The other day, it occurred to me that maybe I’m not searching for, but ‘searching from’. I wonder if a search is not a flight. If it is not a statement, a recognition that I don’t want to be ‘here’. A void, silent and permanent. I wonder, once again, if a search is not an evasion, a lame excuse to avoid acceptance. Intuitively, I know all answers are already here. And yet, I ‘search from’ here because I’d rather be anywhere else. Jung’s soul was right: wait. Action through non action.
Every search is the acknowledgement of a failure within ourselves or at least a want. A hole, a gap, big or small, that we need to fill. We search to get away from this feeling of incompleteness. We recognise and accept that we are not complete.
A search is the acceptance of change and the acceptance of the need for change. It also expresses an expectation and, ultimately, a hope. Faith and confidence that our situation, whatever this might be, can be different and that change will occur.
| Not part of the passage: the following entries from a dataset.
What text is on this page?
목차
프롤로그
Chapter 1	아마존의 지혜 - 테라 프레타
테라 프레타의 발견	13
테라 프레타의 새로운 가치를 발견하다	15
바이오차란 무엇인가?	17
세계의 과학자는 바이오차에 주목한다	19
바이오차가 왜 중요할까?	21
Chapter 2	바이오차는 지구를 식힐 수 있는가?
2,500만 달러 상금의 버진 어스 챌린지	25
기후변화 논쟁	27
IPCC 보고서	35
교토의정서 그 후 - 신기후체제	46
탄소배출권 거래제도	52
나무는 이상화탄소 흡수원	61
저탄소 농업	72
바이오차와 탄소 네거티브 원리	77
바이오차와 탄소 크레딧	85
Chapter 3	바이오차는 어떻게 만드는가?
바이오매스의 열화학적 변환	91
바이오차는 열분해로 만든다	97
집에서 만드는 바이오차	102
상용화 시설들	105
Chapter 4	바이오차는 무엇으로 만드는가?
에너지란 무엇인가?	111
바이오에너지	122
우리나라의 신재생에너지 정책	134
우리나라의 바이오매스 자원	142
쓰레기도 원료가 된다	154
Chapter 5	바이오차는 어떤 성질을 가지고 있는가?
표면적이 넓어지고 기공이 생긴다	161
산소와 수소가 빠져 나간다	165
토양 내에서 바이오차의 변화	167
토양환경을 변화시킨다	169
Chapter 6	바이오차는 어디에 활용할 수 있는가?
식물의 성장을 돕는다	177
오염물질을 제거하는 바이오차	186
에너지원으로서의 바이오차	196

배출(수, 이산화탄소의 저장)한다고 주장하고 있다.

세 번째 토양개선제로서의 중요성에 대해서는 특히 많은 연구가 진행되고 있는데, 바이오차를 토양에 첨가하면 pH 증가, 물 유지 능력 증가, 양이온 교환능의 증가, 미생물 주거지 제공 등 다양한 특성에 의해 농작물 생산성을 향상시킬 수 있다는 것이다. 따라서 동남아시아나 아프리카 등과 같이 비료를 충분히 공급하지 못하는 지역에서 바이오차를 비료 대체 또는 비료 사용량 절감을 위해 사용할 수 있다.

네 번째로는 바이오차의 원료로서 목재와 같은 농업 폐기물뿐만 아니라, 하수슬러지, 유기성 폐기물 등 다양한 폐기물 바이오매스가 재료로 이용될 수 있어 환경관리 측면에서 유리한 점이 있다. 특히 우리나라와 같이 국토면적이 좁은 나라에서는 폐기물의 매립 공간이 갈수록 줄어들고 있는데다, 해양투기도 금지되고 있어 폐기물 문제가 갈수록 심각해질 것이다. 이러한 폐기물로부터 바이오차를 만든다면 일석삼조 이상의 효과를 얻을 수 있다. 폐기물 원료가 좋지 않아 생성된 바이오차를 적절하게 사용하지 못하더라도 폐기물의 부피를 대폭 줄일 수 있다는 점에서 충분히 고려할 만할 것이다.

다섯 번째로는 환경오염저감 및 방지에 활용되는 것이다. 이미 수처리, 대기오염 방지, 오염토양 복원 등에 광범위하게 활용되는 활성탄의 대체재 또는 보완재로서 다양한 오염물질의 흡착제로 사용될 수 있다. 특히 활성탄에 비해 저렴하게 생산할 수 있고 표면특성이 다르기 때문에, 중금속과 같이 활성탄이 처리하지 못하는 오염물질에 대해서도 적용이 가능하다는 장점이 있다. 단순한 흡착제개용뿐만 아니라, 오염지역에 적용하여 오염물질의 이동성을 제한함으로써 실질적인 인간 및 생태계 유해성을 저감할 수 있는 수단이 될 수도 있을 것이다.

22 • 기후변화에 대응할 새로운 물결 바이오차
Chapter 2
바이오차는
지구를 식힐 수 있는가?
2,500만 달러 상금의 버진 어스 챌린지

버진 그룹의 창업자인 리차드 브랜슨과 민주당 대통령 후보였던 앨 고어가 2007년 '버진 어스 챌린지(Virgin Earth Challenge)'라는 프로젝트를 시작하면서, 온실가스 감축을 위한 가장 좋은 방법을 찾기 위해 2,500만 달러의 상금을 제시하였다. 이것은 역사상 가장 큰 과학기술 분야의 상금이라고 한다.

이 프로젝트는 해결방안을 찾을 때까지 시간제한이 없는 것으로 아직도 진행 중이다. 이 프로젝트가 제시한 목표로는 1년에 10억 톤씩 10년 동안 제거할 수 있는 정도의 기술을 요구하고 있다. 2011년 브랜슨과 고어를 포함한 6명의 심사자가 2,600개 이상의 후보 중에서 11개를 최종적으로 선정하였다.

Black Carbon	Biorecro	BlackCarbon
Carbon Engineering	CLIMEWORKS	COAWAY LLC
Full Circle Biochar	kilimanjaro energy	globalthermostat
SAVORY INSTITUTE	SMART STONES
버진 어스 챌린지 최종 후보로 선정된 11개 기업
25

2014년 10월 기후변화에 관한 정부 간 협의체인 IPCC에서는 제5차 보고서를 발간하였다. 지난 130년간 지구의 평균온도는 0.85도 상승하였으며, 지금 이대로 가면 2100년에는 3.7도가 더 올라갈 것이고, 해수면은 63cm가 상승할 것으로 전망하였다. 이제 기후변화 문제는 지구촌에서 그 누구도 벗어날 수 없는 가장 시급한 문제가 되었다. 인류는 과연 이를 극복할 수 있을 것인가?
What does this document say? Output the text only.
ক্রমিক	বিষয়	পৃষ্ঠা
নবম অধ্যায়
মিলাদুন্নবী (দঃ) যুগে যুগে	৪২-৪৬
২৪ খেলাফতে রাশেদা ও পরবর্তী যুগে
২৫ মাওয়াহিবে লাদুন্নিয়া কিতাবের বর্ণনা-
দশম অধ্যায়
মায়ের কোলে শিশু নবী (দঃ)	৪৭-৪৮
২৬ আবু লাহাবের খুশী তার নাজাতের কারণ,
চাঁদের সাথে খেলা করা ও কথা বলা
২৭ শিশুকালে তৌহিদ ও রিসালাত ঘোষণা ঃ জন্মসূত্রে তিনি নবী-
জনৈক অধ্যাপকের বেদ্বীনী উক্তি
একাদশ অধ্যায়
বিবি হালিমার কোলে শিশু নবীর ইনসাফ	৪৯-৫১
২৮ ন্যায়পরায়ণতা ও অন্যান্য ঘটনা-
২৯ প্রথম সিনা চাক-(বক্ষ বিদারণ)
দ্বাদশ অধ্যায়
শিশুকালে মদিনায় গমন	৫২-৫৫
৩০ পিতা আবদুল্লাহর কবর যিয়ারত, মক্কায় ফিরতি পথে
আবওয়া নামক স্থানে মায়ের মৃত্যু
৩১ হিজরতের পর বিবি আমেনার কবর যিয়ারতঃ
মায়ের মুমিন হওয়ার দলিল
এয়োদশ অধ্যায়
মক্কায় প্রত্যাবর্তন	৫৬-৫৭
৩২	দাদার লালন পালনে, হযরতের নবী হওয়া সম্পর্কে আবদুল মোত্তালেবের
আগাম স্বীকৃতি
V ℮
T.S. Elliot said we start from an end. An end of our previous condition is the first step of our changed self. Regardless of the magnitude of that change, we are different. The search changes us. First, by admitting we want to change and therefore by ending a chapter. Second, by incorporating all those hints, lessons that we find in our search, however far or close. Every search is a death of our previous self, at least a part of it that will cease to exist. The person we were before we started will no longer be. Every step we take changes us, even if just a little. With every step we kill our previous self and give birth to a new one.
We shall not cease from exploration
And the end of all our exploring
Will be to arrive where we started
And know the place for the first time.
Through the unknown, remembered gate
When the last of earth left to discover
Is that which was the beginning;
At the source of the longest river
The voice of the hidden waterfall
And the children in the apple-tree
Not known, because not looked for
But heard, half-heard, in the stillness
Between two waves of the sea.
Quick now, here, now, always—
A condition of complete simplicity
(Costing not less than everything)
And all shall be well and
All manner of thing shall be well
When the tongues of flame are in-folded
Into the crowned knot of fire
And the fire and the rose are one.
Thomas S. Elliot, Quartet No. 4: Little Gidding (V)
A searching soul is never ‘here’. Always wandering. Always somewhere else. Somebody else.
With this ‘journey’ of mine, am I fleeing from myself or am I getting closer? I actively look for a change, for an inner completeness I do not have. Why else would I search? I still believe I can find the key that opens the door that brings me to the chest that contains the key to another room that leads to another corridor and to another door, another key, another door, in an endless cycle.
Maybe searching is not an action. Maybe I have to stop and allow myself to be found. To stop. To wait. Not to search. To be searched. To stop and to allow myself to be reached. To stop fleeing.
Maybe I should wait and let the clouds get me. Sit with the rain and wait. Who knows, maybe something will grow.
To search, not to search. To come back home. To be.